Down his street and within several blocks were other homes Wright designed and built between 1889 and 1913, the same time period during which those ornate Louisville Victorian homes were being built. Not only did he design and build the Prairie homes, he insisted on designing and building all the furnishings as well.
We changed motels, because of poor wifi connection and no refrigerator, to a remodeled Holiday Inn on Touhy Ave. in Skokie, Il. The atlas showed Touhy going straight east and ending at Lake Michigan. Perfect. That night we ferreted out a theater and saw “Ides of March.”
The next day, Day Nine, we spent six hours walking the Magnificent Mile and through the huge Art Institute of Chicago. The Michigan Avenue bridge over the Chicago River still splits in half and raises for boats to pass, but we didn’t get to see much of Lake Michigan.
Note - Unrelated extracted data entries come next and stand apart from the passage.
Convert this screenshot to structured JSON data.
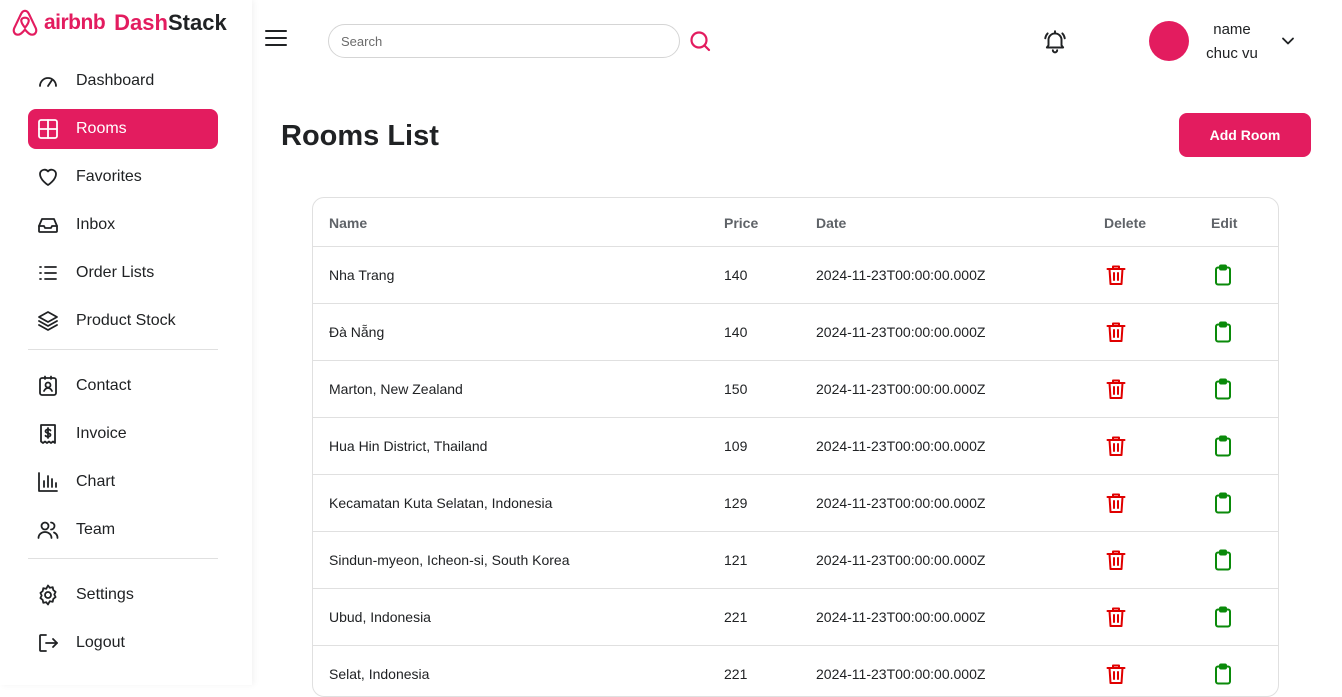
{
  "logo": {
    "brand": "airbnb",
    "dash": "Dash",
    "stack": "Stack"
  },
  "sidebar": {
    "items": [
      {
        "label": "Dashboard",
        "icon": "dashboard-gauge-icon"
      },
      {
        "label": "Rooms",
        "icon": "grid-icon",
        "active": true
      },
      {
        "label": "Favorites",
        "icon": "heart-icon"
      },
      {
        "label": "Inbox",
        "icon": "inbox-icon"
      },
      {
        "label": "Order Lists",
        "icon": "list-icon"
      },
      {
        "label": "Product Stock",
        "icon": "layers-icon"
      },
      {
        "label": "Contact",
        "icon": "contact-icon"
      },
      {
        "label": "Invoice",
        "icon": "invoice-icon"
      },
      {
        "label": "Chart",
        "icon": "bar-chart-icon"
      },
      {
        "label": "Team",
        "icon": "team-icon"
      },
      {
        "label": "Settings",
        "icon": "gear-icon"
      },
      {
        "label": "Logout",
        "icon": "logout-icon"
      }
    ]
  },
  "header": {
    "search_placeholder": "Search",
    "search_value": "",
    "user_name": "name",
    "user_role": "chuc vu"
  },
  "main": {
    "title": "Rooms List",
    "add_button": "Add Room",
    "columns": [
      "Name",
      "Price",
      "Date",
      "Delete",
      "Edit"
    ],
    "rows": [
      {
        "name": "Nha Trang",
        "price": "140",
        "date": "2024-11-23T00:00:00.000Z"
      },
      {
        "name": "Đà Nẵng",
        "price": "140",
        "date": "2024-11-23T00:00:00.000Z"
      },
      {
        "name": "Marton, New Zealand",
        "price": "150",
        "date": "2024-11-23T00:00:00.000Z"
      },
      {
        "name": "Hua Hin District, Thailand",
        "price": "109",
        "date": "2024-11-23T00:00:00.000Z"
      },
      {
        "name": "Kecamatan Kuta Selatan, Indonesia",
        "price": "129",
        "date": "2024-11-23T00:00:00.000Z"
      },
      {
        "name": "Sindun-myeon, Icheon-si, South Korea",
        "price": "121",
        "date": "2024-11-23T00:00:00.000Z"
      },
      {
        "name": "Ubud, Indonesia",
        "price": "221",
        "date": "2024-11-23T00:00:00.000Z"
      },
      {
        "name": "Selat, Indonesia",
        "price": "221",
        "date": "2024-11-23T00:00:00.000Z"
      }
    ]
  },
  "colors": {
    "accent": "#e31c5f",
    "delete": "#e00000",
    "edit": "#0a8a0a",
    "text": "#202224"
  }
}
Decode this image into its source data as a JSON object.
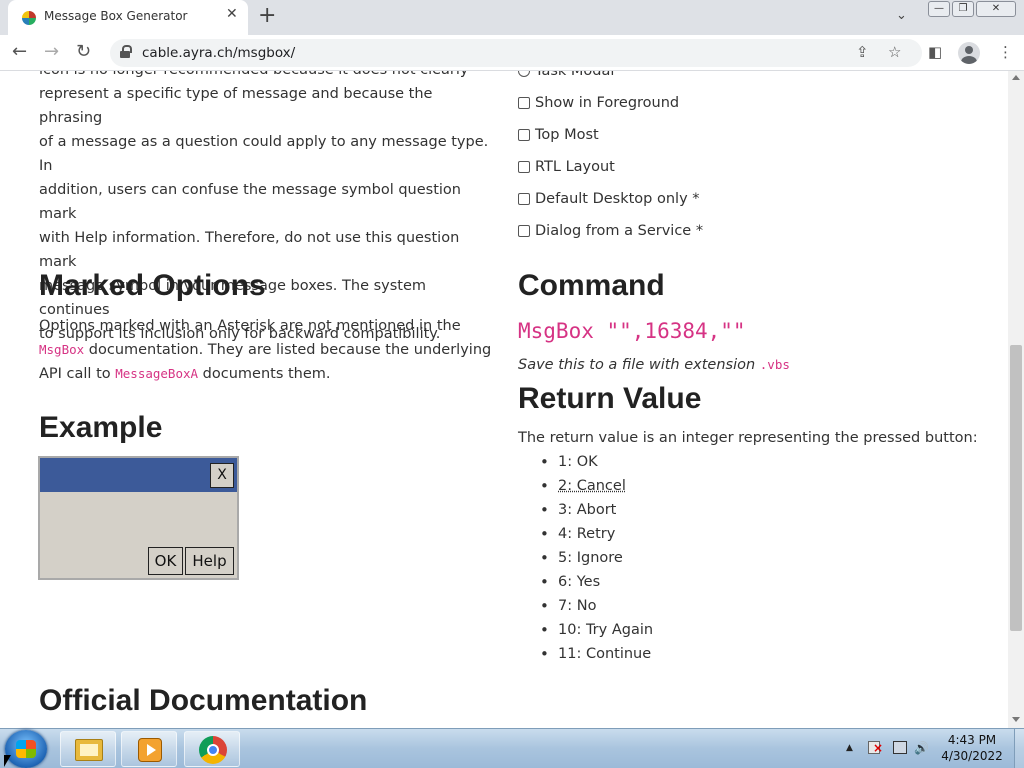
{
  "browser": {
    "tab_title": "Message Box Generator",
    "tab_close": "✕",
    "new_tab": "+",
    "url": "cable.ayra.ch/msgbox/",
    "window_buttons": [
      "—",
      "❐",
      "✕"
    ]
  },
  "left": {
    "intro_lines": [
      "icon is no longer recommended because it does not clearly",
      "represent a specific type of message and because the phrasing",
      "of a message as a question could apply to any message type. In",
      "addition, users can confuse the message symbol question mark",
      "with Help information. Therefore, do not use this question mark",
      "message symbol in your message boxes. The system continues",
      "to support its inclusion only for backward compatibility."
    ],
    "marked_options": {
      "heading": "Marked Options",
      "p1_a": "Options marked with an Asterisk are not mentioned in the",
      "code1": "MsgBox",
      "p1_b": " documentation. They are listed because the underlying",
      "p2_a": "API call to ",
      "code2": "MessageBoxA",
      "p2_b": " documents them."
    },
    "example": {
      "heading": "Example",
      "close": "X",
      "buttons": [
        "OK",
        "Help"
      ]
    },
    "official_docs_heading": "Official Documentation"
  },
  "right": {
    "options": [
      {
        "label": "Task Modal",
        "type": "radio"
      },
      {
        "label": "Show in Foreground",
        "type": "checkbox"
      },
      {
        "label": "Top Most",
        "type": "checkbox"
      },
      {
        "label": "RTL Layout",
        "type": "checkbox"
      },
      {
        "label": "Default Desktop only *",
        "type": "checkbox"
      },
      {
        "label": "Dialog from a Service *",
        "type": "checkbox"
      }
    ],
    "command": {
      "heading": "Command",
      "code": "MsgBox \"\",16384,\"\"",
      "save_text": "Save this to a file with extension ",
      "ext": ".vbs"
    },
    "return_value": {
      "heading": "Return Value",
      "description": "The return value is an integer representing the pressed button:",
      "items": [
        "1: OK",
        "2: Cancel",
        "3: Abort",
        "4: Retry",
        "5: Ignore",
        "6: Yes",
        "7: No",
        "10: Try Again",
        "11: Continue"
      ]
    }
  },
  "taskbar": {
    "time": "4:43 PM",
    "date": "4/30/2022",
    "tray_arrow": "▲",
    "volume": "🔊"
  },
  "colors": {
    "code": "#d63384",
    "dialog_title": "#3c5a99",
    "dialog_body": "#d4d0c8"
  }
}
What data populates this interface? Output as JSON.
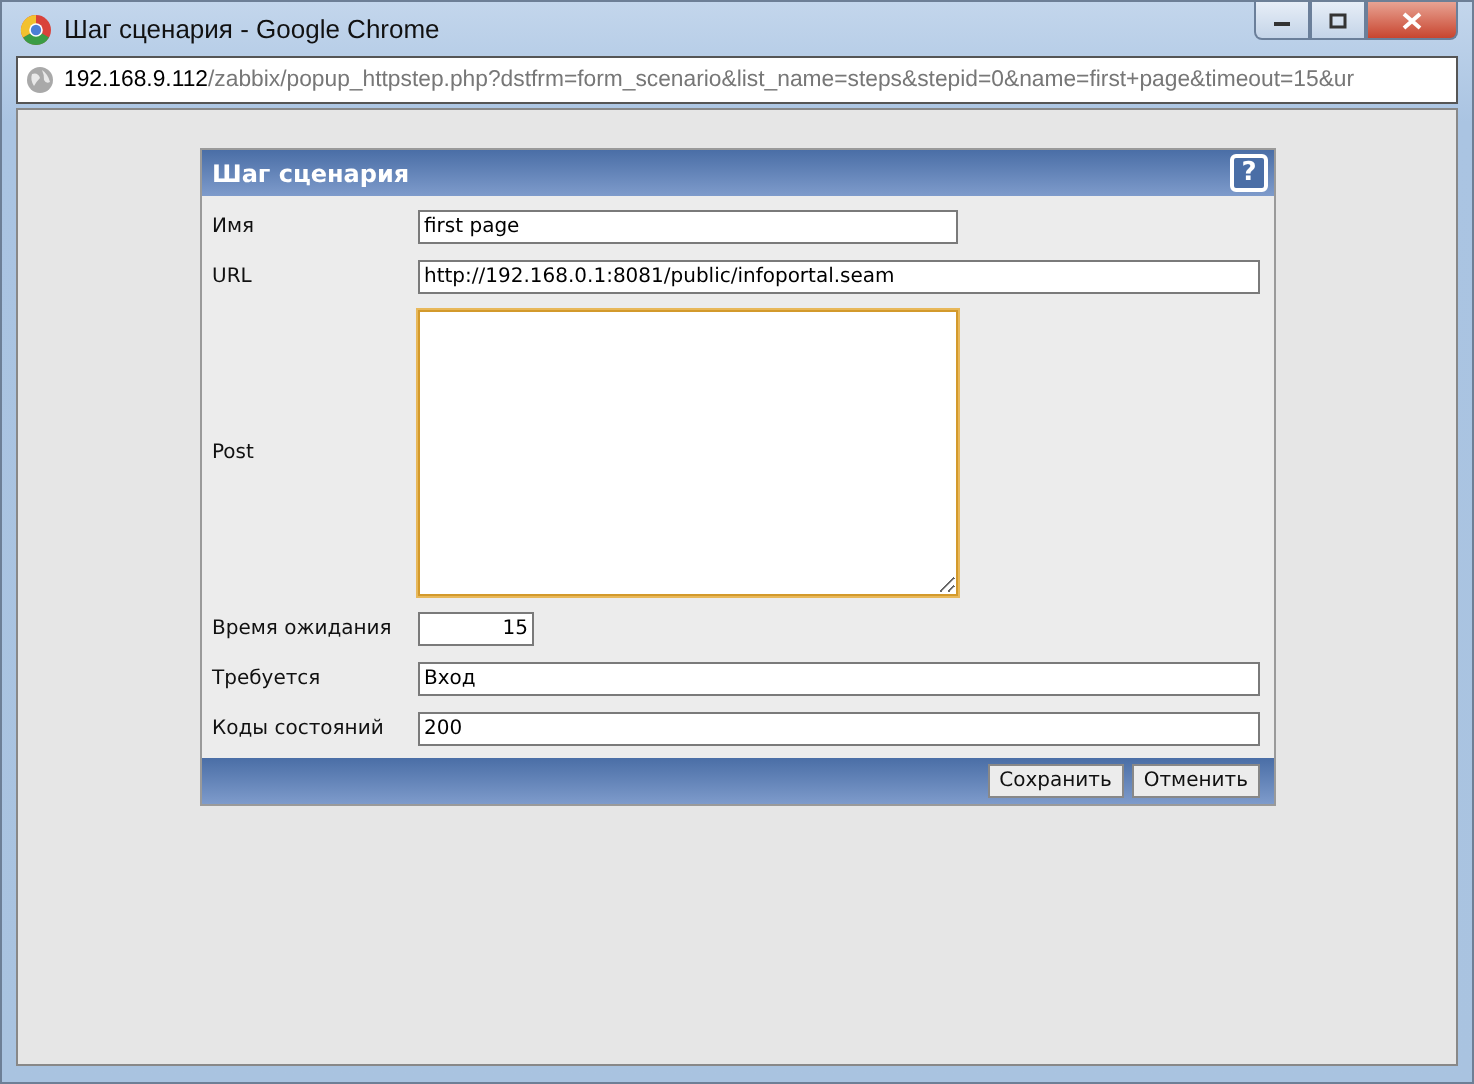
{
  "window": {
    "title": "Шаг сценария - Google Chrome"
  },
  "address_bar": {
    "host": "192.168.9.112",
    "path": "/zabbix/popup_httpstep.php?dstfrm=form_scenario&list_name=steps&stepid=0&name=first+page&timeout=15&ur"
  },
  "form": {
    "title": "Шаг сценария",
    "help_button": "?",
    "fields": [
      {
        "kind": "short",
        "label": "Имя",
        "value": "first page",
        "focused": false
      },
      {
        "kind": "long",
        "label": "URL",
        "value": "http://192.168.0.1:8081/public/infoportal.seam",
        "focused": false
      },
      {
        "kind": "textarea",
        "label": "Post",
        "focused": true
      },
      {
        "kind": "number",
        "label": "Время ожидания",
        "value": "15",
        "focused": false
      },
      {
        "kind": "long",
        "label": "Требуется",
        "value": "Вход",
        "focused": false
      },
      {
        "kind": "long",
        "label": "Коды состояний",
        "value": "200",
        "focused": false
      }
    ],
    "buttons": [
      "Сохранить",
      "Отменить"
    ]
  }
}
Although Danny was in seventh heaven with all the buildings and art work, his neck was killing him from all the looking up and his back/hips/feet had had enough. We only managed one large section of the second floor of the Art Institute, but still had to walk ten blocks back to the van. Unfortunately, by then it was commute time along Lake Shore Drive and no opportunity to pull over, park, and take pictures of Lake Michigan. Only dog walkers, joggers, boaters, and bikers had that privilege and access.
After having marvelous weather for nine days, we awoke and packed the van on a very dark and rainy Thursday morning. There was so much traffic and confusion with the roads and the heavy rain, we slipped by a toll booth on our way out of Chicago. (We paid the $2 fee by mail.) We crossed over the huge rail yards and the Illinois River.
Not long outside of Chicago, Danny let me drive for the first time during the trip. As soon as we crossed the Mississippi River into St. Louis, MO, he snapped the arch.
There were some construction warning signs: “If you hit a worker, fine is $10,000 and 14 years in jail” and “Hit a worker – $10,000 – Lose your license.” (People need to be warned about this?) Another Missouri oddity, to us anyway, was that the county and state roads were letters: ZZ, U, F, N. etc.
We spent the night in Springfield, MO, and decided to head west towards Oklahoma rather than south into Arkansas, getting home ASAP with no more stops than necessary for food or gas. We were in the Ozark Mountains and learned that “hillbilly” was coined 1,000 miles away to the east by an ignorant journalist. As we neared Joplin, MO, and the Oklahoma border, the land began flattening out. Gas price at a Kum-n-Go was $3.25.
Eufaula Lake in Oklahoma is huge; we crossed it three times. Between the second and third crossings, the landscape became very hilly and we could see up and down for miles.
We passed over the unimpressive Red River into Texas and hit Dallas not long afterwards.
Old Nellie, with over 211K miles, had been getting 21mpg during the trip. Gas prices ranged from $2.98 in Indiana, $3.05 in Louisville to $3.47 in Chicago. Mostly, they were $3.09-$3.24 along the interstates. Besides keeping track of gas prices, I also noticed that every state catered to truckers with many adult video/book stores at strategic exits.